Although Winterberry shrubs are naturally found in wet areas, mine grow and fruit just fine in average conditions. However, if it gets too dry in the summer, the unripe berries will drop off. They fruit best in full sun, but I still get lots of berries in part shade.

For most of the growing season, Winterberry hollies are inconspicuous. Their flowers are tiny, but attracts lots of equally tiny pollinators.

Winterberry’s tiny flowers. (June 2019)

Highbush Cranberry viburnum

Highbush Cranberries produce plentiful clusters of true red berries. I planted five of them in a row as a mini-hedge in the front pollinator garden. In the spring, they have large, white, saucer-like flower heads.

Clusters of Highbush Cranberries covered in our first snow fall. (November 2019)

Despite their attractive flowers and berries, I’m not sure I would plant Highbush Cranberry shrubs again. They’re a favourite food of the introduced Viburnum Leaf Beetle, which is a problem pest here in Ottawa. I had read that this viburnum species was particularly vulnerable to attack, but I didn’t take the warnings seriously enough. The larvae and beetles eat many tiny holes, making the leaves look lacey, and eventually skeletonizing them.

Viburnum Leaf Beetle damage caused by their larvae. (May 2019)

So far, my Highbush Cranberry viburnums are only partially damaged each year, and continue to thrive. I did see Ladybugs mating and laying eggs on the leaves, so they may have controlled some of the larvae. I also saw wasps around the shrubs (before they flowered), so perhaps they were also killing larvae.

Crabapples

My non-native crabapple trees also hold their fruit for a long time. I chose varieties, ‘Rosthern’ and ‘Prairie Fire’, that produce small fruits that birds can eat. The birds and chipmunks preferred the orange-yellow ‘Rosthern’ crabapples, which soften early, and ate them all by November.

‘Prairie Fire’ crabapples in November.

Of course, crabapple trees also have pretty, fragrant flowers in the spring that are loved by all kinds of pollinators and people.

‘Prairie Fire’ Crabapple flowers in May with an unidentified bee collecting pollen.

Emergency bird food

We’re most familiar with the seed-eating birds that frequent our feeders. When natural seed sources, like conifers and flower seed heads, are gone — and if our feeders are empty — these birds will eat berries. The berries that remain in winter are birds’ least favourite ones. As the berries freeze and thaw throughout winter, they become sweeter, or at least palatable to birds. They are a critical food source in late winter and early spring when other foods are gone.

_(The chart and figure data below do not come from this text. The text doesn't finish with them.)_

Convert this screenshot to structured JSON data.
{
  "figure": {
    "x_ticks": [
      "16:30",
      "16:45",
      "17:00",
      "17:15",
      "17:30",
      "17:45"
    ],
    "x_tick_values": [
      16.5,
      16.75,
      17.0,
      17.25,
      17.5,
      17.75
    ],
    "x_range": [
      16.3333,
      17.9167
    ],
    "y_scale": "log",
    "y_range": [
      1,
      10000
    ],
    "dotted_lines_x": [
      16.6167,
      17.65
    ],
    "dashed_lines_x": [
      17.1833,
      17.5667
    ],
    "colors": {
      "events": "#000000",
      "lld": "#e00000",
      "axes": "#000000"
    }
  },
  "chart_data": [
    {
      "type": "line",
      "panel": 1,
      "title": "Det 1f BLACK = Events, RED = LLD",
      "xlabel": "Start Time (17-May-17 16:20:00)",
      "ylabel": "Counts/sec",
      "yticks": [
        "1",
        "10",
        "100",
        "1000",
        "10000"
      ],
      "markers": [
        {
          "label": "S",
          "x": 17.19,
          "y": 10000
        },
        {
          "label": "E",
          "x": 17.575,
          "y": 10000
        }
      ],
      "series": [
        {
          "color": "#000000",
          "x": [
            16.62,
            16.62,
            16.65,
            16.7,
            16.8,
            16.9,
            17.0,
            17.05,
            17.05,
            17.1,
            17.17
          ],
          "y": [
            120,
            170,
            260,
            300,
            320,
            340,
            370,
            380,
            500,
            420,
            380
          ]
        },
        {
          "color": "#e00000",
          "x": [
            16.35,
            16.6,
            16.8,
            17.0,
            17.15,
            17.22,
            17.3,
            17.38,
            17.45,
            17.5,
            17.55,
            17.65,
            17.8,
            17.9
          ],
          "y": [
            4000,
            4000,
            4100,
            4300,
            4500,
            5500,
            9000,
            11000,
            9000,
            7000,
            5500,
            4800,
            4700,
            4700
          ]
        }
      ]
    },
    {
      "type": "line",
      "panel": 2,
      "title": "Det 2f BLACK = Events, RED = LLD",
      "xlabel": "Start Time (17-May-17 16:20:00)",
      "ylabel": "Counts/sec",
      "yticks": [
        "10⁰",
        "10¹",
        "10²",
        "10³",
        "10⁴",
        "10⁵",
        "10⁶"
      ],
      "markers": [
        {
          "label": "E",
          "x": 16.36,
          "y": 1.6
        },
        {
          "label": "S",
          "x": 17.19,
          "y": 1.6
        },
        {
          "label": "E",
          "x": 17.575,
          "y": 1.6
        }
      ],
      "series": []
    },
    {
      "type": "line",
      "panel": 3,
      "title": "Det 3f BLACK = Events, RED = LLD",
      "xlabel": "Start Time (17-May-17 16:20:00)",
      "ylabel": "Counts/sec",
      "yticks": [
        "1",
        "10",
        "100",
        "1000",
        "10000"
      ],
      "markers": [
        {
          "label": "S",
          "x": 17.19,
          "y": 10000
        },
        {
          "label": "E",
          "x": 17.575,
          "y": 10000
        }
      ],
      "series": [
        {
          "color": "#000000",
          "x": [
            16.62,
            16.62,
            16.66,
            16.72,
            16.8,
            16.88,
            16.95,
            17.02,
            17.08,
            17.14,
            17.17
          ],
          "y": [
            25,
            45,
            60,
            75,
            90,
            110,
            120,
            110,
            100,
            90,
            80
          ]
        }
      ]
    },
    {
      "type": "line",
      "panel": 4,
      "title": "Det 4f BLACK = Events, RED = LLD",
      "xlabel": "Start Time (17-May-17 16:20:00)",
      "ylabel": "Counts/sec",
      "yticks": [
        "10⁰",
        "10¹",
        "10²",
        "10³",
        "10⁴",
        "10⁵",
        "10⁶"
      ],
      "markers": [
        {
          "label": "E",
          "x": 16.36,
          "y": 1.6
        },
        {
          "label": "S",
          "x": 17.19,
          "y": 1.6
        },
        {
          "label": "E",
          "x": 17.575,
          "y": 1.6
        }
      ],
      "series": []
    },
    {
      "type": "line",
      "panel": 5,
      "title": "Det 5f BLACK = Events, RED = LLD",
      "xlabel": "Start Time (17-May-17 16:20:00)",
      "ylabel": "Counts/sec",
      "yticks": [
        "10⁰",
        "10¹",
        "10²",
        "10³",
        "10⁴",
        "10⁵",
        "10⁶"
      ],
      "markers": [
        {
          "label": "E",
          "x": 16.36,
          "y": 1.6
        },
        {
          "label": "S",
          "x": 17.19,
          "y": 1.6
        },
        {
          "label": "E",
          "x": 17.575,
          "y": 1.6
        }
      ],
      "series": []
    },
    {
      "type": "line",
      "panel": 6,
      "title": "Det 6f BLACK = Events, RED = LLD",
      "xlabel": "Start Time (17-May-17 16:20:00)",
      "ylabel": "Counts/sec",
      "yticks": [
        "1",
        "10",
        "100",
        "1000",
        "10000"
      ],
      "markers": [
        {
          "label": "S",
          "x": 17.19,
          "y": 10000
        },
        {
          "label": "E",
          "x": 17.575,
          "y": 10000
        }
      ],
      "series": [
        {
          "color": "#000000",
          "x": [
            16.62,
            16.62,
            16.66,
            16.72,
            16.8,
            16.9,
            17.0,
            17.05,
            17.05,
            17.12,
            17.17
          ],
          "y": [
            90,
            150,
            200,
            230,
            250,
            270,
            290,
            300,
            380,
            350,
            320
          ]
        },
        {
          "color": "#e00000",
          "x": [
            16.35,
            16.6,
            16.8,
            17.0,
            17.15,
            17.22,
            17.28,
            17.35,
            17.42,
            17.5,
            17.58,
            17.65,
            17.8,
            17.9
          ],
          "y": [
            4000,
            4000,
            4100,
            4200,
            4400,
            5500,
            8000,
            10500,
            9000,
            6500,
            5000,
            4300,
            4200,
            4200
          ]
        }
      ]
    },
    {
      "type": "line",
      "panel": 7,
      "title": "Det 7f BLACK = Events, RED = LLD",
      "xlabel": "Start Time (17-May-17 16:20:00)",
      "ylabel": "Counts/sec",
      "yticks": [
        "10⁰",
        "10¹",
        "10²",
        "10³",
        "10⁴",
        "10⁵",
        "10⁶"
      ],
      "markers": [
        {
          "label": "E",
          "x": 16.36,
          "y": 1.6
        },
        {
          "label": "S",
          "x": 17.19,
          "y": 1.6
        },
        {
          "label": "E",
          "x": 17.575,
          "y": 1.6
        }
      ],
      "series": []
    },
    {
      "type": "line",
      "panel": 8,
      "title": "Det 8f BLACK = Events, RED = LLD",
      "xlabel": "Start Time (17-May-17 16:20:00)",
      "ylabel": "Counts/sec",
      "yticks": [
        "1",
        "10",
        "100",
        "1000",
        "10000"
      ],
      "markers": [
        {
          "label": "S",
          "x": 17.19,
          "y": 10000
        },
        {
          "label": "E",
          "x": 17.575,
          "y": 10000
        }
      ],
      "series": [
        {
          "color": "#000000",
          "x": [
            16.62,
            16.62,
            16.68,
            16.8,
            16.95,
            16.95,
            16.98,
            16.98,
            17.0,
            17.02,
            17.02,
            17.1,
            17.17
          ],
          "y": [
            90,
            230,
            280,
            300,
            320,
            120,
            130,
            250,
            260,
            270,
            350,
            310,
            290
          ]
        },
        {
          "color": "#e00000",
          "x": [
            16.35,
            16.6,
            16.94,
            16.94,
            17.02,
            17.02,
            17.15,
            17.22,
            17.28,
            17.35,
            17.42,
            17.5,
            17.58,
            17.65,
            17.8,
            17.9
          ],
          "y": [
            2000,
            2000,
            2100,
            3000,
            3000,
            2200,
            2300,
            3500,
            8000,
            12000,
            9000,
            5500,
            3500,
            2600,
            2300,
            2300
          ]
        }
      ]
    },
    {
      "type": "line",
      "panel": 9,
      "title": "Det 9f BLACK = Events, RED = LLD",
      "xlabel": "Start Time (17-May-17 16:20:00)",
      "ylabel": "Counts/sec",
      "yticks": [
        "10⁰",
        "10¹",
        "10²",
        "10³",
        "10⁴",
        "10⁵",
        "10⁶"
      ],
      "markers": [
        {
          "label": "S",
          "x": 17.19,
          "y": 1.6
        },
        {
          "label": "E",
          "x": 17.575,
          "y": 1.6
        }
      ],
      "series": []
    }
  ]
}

Also, not all birds are able to eat seeds because their bills aren’t suitable for cracking them or pecking at them. Instead, they eat insects — and berries when there are no insects. These birds migrate south to spend the winter where there are plenty of insects to eat.

When migrating birds return north in spring, they’re gambling that the weather will have warmed enough for their insect food to be available. This past spring (2019) was unusually cool, so few insects were active when early migrating birds arrived. They had to rely on remaining berries, as well as spring flower and leaf buds, to sustain them until the temperature rose and insects appeared.

The loss of natural habitat, and the native, berry-producing shrubs that grow there, means that birds are left with less emergency food at the end of winter and early spring. I hope that I am helping a few birds at this critical time by planting native shrubs in my yard.